Chevron CFO Eimear Bonner says AI must improve performance or remove a bottleneck. The oil giant runs 15 AI workflows including ApEX for exploration, and is training all finance staff. Alpha Score 51.
Chevron CFO Eimear P. Bonner has a simple filter for AI projects. If the technology does not improve performance or remove a bottleneck, it does not get funded.
Bonner, who served as Chevron's first female chief technology officer before taking the finance chief role in 2024, told Fortune that CFOs are "uniquely positioned to take a view on whether AI will create value or not." The question is not whether AI can do a job, she said, but "how can AI help improve performance or overcome what's limiting performance?"
That framing matters for a company spending billions on exploration and production. Chevron runs about 15 enterprise AI workflows and use cases. One of the most consequential is ApEX, a proprietary tool designed to improve how the company discovers oil and gas resources. If ApEX reduces dry-hole risk or speeds up reservoir characterization, the savings show up directly in the P&L.
Chevron uses Microsoft Copilot and Anthropic's Claude internally. The finance organization, which employs roughly 3,500 people globally, has deployed AI in investor relations and audit functions. Bonner's goal is to train every finance employee on effective AI usage. She framed the technology as a partner: "Think of AI as your partner to glean more insights."
The emphasis on training comes at a moment when most companies are not ready. A Skillsoft survey of 2,000 global professionals found that only one in four employees feel prepared to use AI at work, even though 86% are already using the tools. The same survey identified a 53-point readiness gap between what leaders think and what employees report. Chevron's top-down push – overseen by CEO Mike Wirth and corporate officers Jeff Gustavson and Ryder Booth – positions it ahead of the curve.
Bonner herself uses AI for data synthesis and as a sounding board. She is exploring building a personal AI agent to handle routine tasks like preparing for speaking engagements.
The company also runs an AI-focused program targeting high-impact "moonshot" projects, particularly in exploration and reservoir recoveries, often with technology partners. For a company whose core business depends on finding and producing oil at competitive cost, even a small improvement in recovery rates scales to hundreds of millions of dollars.

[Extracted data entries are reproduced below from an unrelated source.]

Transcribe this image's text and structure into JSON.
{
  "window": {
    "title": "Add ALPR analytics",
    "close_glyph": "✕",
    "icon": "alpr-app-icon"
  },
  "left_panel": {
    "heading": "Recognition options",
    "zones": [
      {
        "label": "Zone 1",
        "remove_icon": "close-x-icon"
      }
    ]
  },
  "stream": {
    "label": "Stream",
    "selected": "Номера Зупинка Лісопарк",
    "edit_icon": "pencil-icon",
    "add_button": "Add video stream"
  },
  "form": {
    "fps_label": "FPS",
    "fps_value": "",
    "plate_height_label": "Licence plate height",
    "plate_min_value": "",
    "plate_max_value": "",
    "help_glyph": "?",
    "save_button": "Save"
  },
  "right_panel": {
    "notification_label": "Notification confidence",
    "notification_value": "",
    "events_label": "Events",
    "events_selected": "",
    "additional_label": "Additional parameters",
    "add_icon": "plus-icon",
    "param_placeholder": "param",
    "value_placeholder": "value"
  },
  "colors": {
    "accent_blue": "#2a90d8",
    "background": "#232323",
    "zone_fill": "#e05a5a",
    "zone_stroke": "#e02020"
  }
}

On the revenue side, Bonner pointed to the intersection of energy demand and growth: powering data centers and partnering with hyperscalers. Last year, Chevron announced a partnership with GE Vernova and Engine No. 1 to develop large-scale power projects for U.S. data centers. That deal ties Chevron's natural gas production directly to AI's fastest-growing physical demand.
"Technology is the air we breathe in a company like Chevron," Bonner said. It underpins how the company extracts oil and gas and delivers products where they are needed.

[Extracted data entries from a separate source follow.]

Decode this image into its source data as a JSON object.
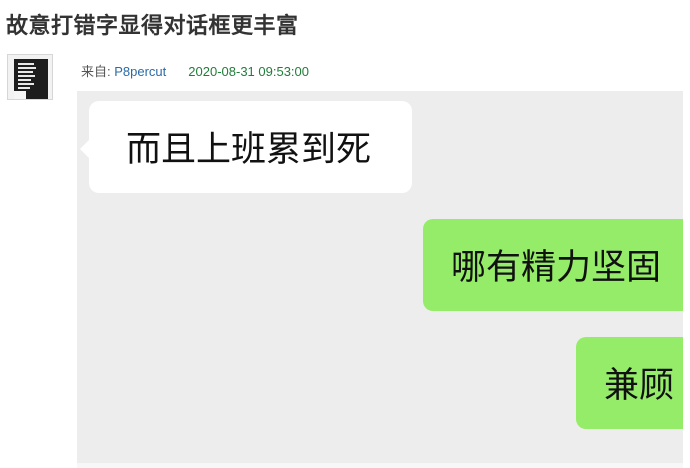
{
  "post": {
    "title": "故意打错字显得对话框更丰富",
    "meta_prefix": "来自: ",
    "author": "P8percut",
    "timestamp": "2020-08-31 09:53:00"
  },
  "chat": {
    "background": "#ededed",
    "incoming_color": "#ffffff",
    "outgoing_color": "#95ec69",
    "messages": [
      {
        "side": "left",
        "text": "而且上班累到死"
      },
      {
        "side": "right",
        "text": "哪有精力坚固"
      },
      {
        "side": "right",
        "text": "兼顾"
      }
    ]
  },
  "colors": {
    "title": "#333333",
    "author": "#2b6ba6",
    "timestamp": "#217d3a"
  }
}
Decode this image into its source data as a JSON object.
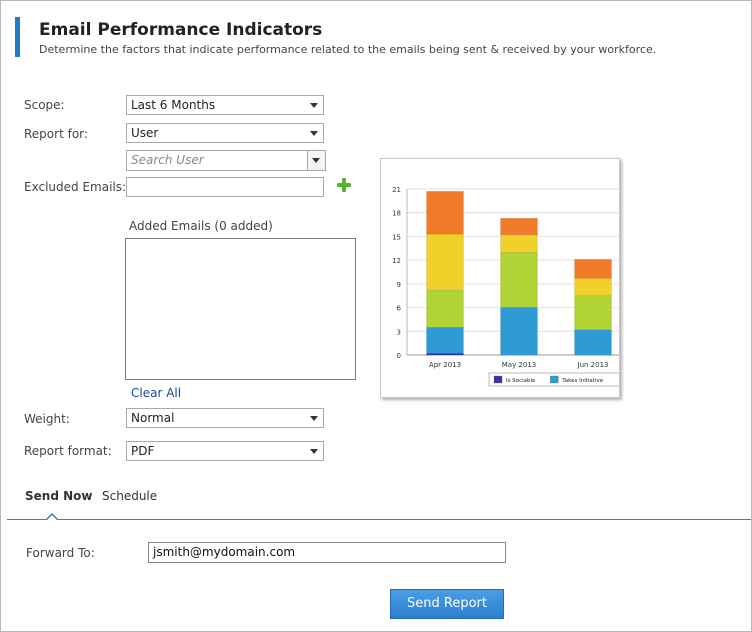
{
  "header": {
    "title": "Email Performance Indicators",
    "subtitle": "Determine the factors that indicate performance related to the emails being sent & received by your workforce."
  },
  "form": {
    "scope": {
      "label": "Scope:",
      "value": "Last 6 Months"
    },
    "report_for": {
      "label": "Report for:",
      "value": "User"
    },
    "search_user": {
      "placeholder": "Search User"
    },
    "excluded_emails": {
      "label": "Excluded Emails:",
      "value": ""
    },
    "added_emails_label": "Added Emails (0 added)",
    "clear_all": "Clear All",
    "weight": {
      "label": "Weight:",
      "value": "Normal"
    },
    "report_format": {
      "label": "Report format:",
      "value": "PDF"
    }
  },
  "tabs": [
    {
      "label": "Send Now",
      "active": true
    },
    {
      "label": "Schedule",
      "active": false
    }
  ],
  "forward": {
    "label": "Forward To:",
    "value": "jsmith@mydomain.com"
  },
  "send_button": "Send Report",
  "chart_data": {
    "type": "bar",
    "stacked": true,
    "categories": [
      "Apr 2013",
      "May 2013",
      "Jun 2013"
    ],
    "ylim": [
      0,
      21
    ],
    "yticks": [
      0,
      3,
      6,
      9,
      12,
      15,
      18,
      21
    ],
    "grid": true,
    "legend_position": "bottom",
    "series": [
      {
        "name": "Is Sociable",
        "color": "#3a2fb0",
        "values": [
          0.2,
          0,
          0
        ]
      },
      {
        "name": "Takes Initiative",
        "color": "#2e9bd6",
        "values": [
          3.3,
          6,
          3.2
        ]
      },
      {
        "color": "#b2d335",
        "values": [
          4.7,
          7,
          4.3
        ]
      },
      {
        "color": "#f2d02b",
        "values": [
          7.1,
          2.2,
          2.2
        ]
      },
      {
        "color": "#f27b2a",
        "values": [
          5.4,
          2.1,
          2.4
        ]
      }
    ]
  },
  "colors": {
    "accent": "#1f7bc6",
    "button": "#2a7fd0",
    "link": "#1a46a8"
  }
}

For traders watching Chevron, the AI strategy is a lens on capital discipline. Bonner's performance filter means AI projects must earn their keep. The company has already scaled a small "skunkworks" team and is building AI capabilities across the workforce. If ApEX and other tools meaningfully lower finding and development costs, the margin improvement could outpace what the market expects from a pure commodity-price cycle.
Chevron's Alpha Score of 51/100 carries a Mixed label in the Energy sector. The score reflects a company that is balancing traditional cash flow generation with efficiency bets that take time to show up in quarterly numbers. A skeptic would say the AI program is still small – 15 use cases across a global operator. A supporter would note that Bonner, a former CTO, has the technical credibility to separate hype from real leverage.
The next concrete marker is not a specific catalyst date. It is the pace at which the 15 workflows scale and whether ApEX improves discovery rates in the company's upcoming drilling campaigns. Bonner's own test applies to every line item. If it does not improve performance, it does not stay on the budget.